Maybe it's just me, but sometimes when I hear polemic against a
character I like, I don't become defensive because I see the character
as "real."  I get defensive because I feel that my skill as a reader
is being challenged.  I react as if the writer of the polemic were
saying, "Check me out, I figured out the hidden truth while you fell
into the snare."  Or worse: "If you were sensitive/smart/perceptive
enough, you'd have seen CharacterX for what s/he really is."

That's not how I always react, mind.  When people
(**coughSnapefanscough**) slam Sirius, I see it merely as people
taking sides in an unresolved, ambiguous conflict (it is TOO!) that
exists within the series.  When Pippin came up with LYCANTHROPE (Lupin
is Evil), I was fascinated by the alternate reading and found it
convincing.  However, on other occasions, my ego gets bruised.

I'll have to admit, Elk, that the twins thing got to me that way.  My
reaction to your "the twins are bullies" posts was to think that if
*I* didn't see them as bullies, I must be "aiding and abetting" them
in some way.  That I'm one of those kids who stands by and watches
bullies beat up on other kids and cheers for the bullies.  That I'm
snickering up my sleeve like Crabbe and Goyle.  

Let me be clear, though.  I do not think that you were trying to
communicate *that* with your posts.  You were setting down a
disturbingly persuasive argument against the twins, not against their
real-life fans.  It's just that when I realized that I had never
questioned the twins' actions, I felt guilty, both as a reader and as
a human being.  It made me feel defensive.

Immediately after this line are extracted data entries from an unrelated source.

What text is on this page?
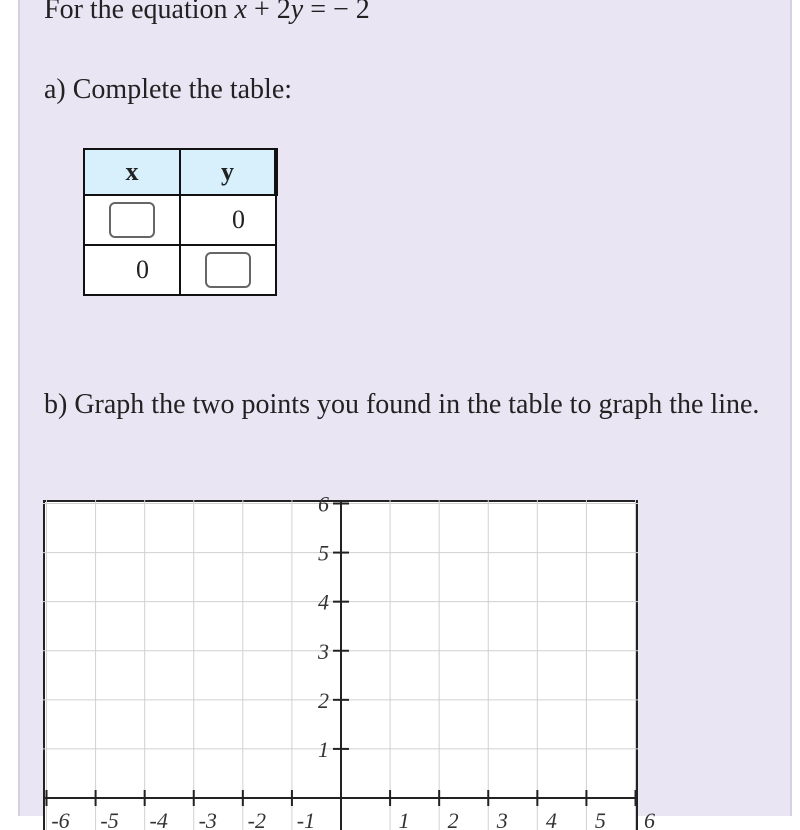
For the equation x + 2y = − 2
a) Complete the table:
x	y
	0
0	
b) Graph the two points you found in the table to graph the line.
6
5
4
3
2
1
-6 -5 -4 -3 -2 -1	1 2 3 4 5 6
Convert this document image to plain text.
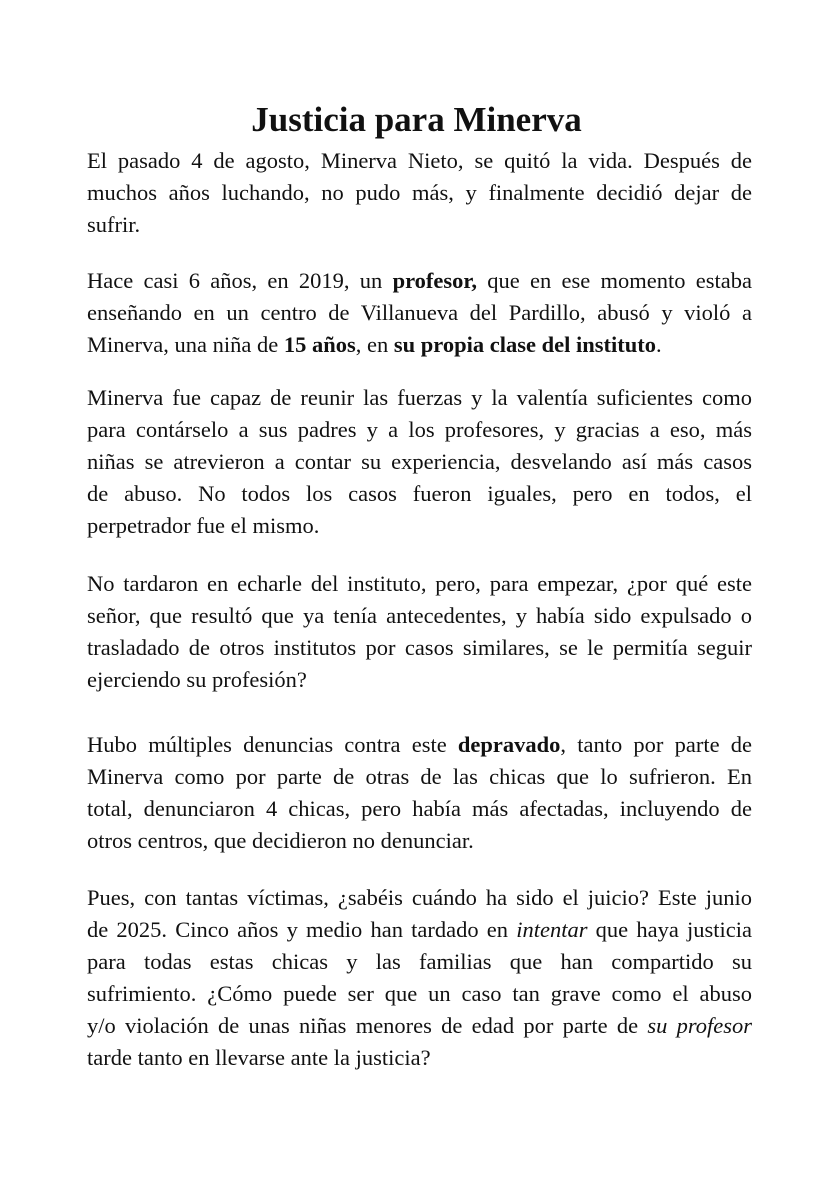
Justicia para Minerva
El pasado 4 de agosto, Minerva Nieto, se quitó la vida. Después de
muchos años luchando, no pudo más, y finalmente decidió dejar de
sufrir.
Hace casi 6 años, en 2019, un profesor, que en ese momento estaba
enseñando en un centro de Villanueva del Pardillo, abusó y violó a
Minerva, una niña de 15 años, en su propia clase del instituto.
Minerva fue capaz de reunir las fuerzas y la valentía suficientes como
para contárselo a sus padres y a los profesores, y gracias a eso, más
niñas se atrevieron a contar su experiencia, desvelando así más casos
de abuso. No todos los casos fueron iguales, pero en todos, el
perpetrador fue el mismo.
No tardaron en echarle del instituto, pero, para empezar, ¿por qué este
señor, que resultó que ya tenía antecedentes, y había sido expulsado o
trasladado de otros institutos por casos similares, se le permitía seguir
ejerciendo su profesión?
Hubo múltiples denuncias contra este depravado, tanto por parte de
Minerva como por parte de otras de las chicas que lo sufrieron. En
total, denunciaron 4 chicas, pero había más afectadas, incluyendo de
otros centros, que decidieron no denunciar.
Pues, con tantas víctimas, ¿sabéis cuándo ha sido el juicio? Este junio
de 2025. Cinco años y medio han tardado en intentar que haya justicia
para todas estas chicas y las familias que han compartido su
sufrimiento. ¿Cómo puede ser que un caso tan grave como el abuso
y/o violación de unas niñas menores de edad por parte de su profesor
tarde tanto en llevarse ante la justicia?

That, of course, is my problem and mine alone.  I haven't gone back to
read what I said back then, but if I remember correctly, the worst I
implied about *you* was that you were sitting atop Affective Fallacy,
which was a criticism of your reading and not your character.  
I still don't think that the twins are bullies in the same sense as
Draco is, but I no longer see them as pure comic relief, either.
(Thanks a LOT.)

It might be that one of the reactions people are having to "trashing
Ron and Harry" is that they had never *noticed* how truly rotten they
can be at times.  When reading a convincing argument about their
rotten behavior, one might feel that s/he as a reader is being accused
of condoning that behavior.  

Or not.

(BTW: My reaction to reading Ebony's post wasn't defensiveness,
however--it was anger at Ron and Harry for being such insufferable
gits.  I switched off my HP wallpaper on the computer so I wouldn't
have to look at them. :D)  

At any rate, the failure to distinguish between fictional characters
and real people isn't the only reason people have strong emotional
reactions to polemic.  Sometimes (maybe just in my case, I don't know)
it's a bruised ego over not having noticed "the obvious."  Or a guilty
conscience for not recognizing bad behavior for what it is.  

Either way, I have a responsibility to recognize my subjective
responses to literary criticism as just that--subjective--and the
critiques themselves as being aimed at the characters, not at me. 
Whatever guilt they stir up is a separate issue entirely that I have
to work out between me and God and JKR.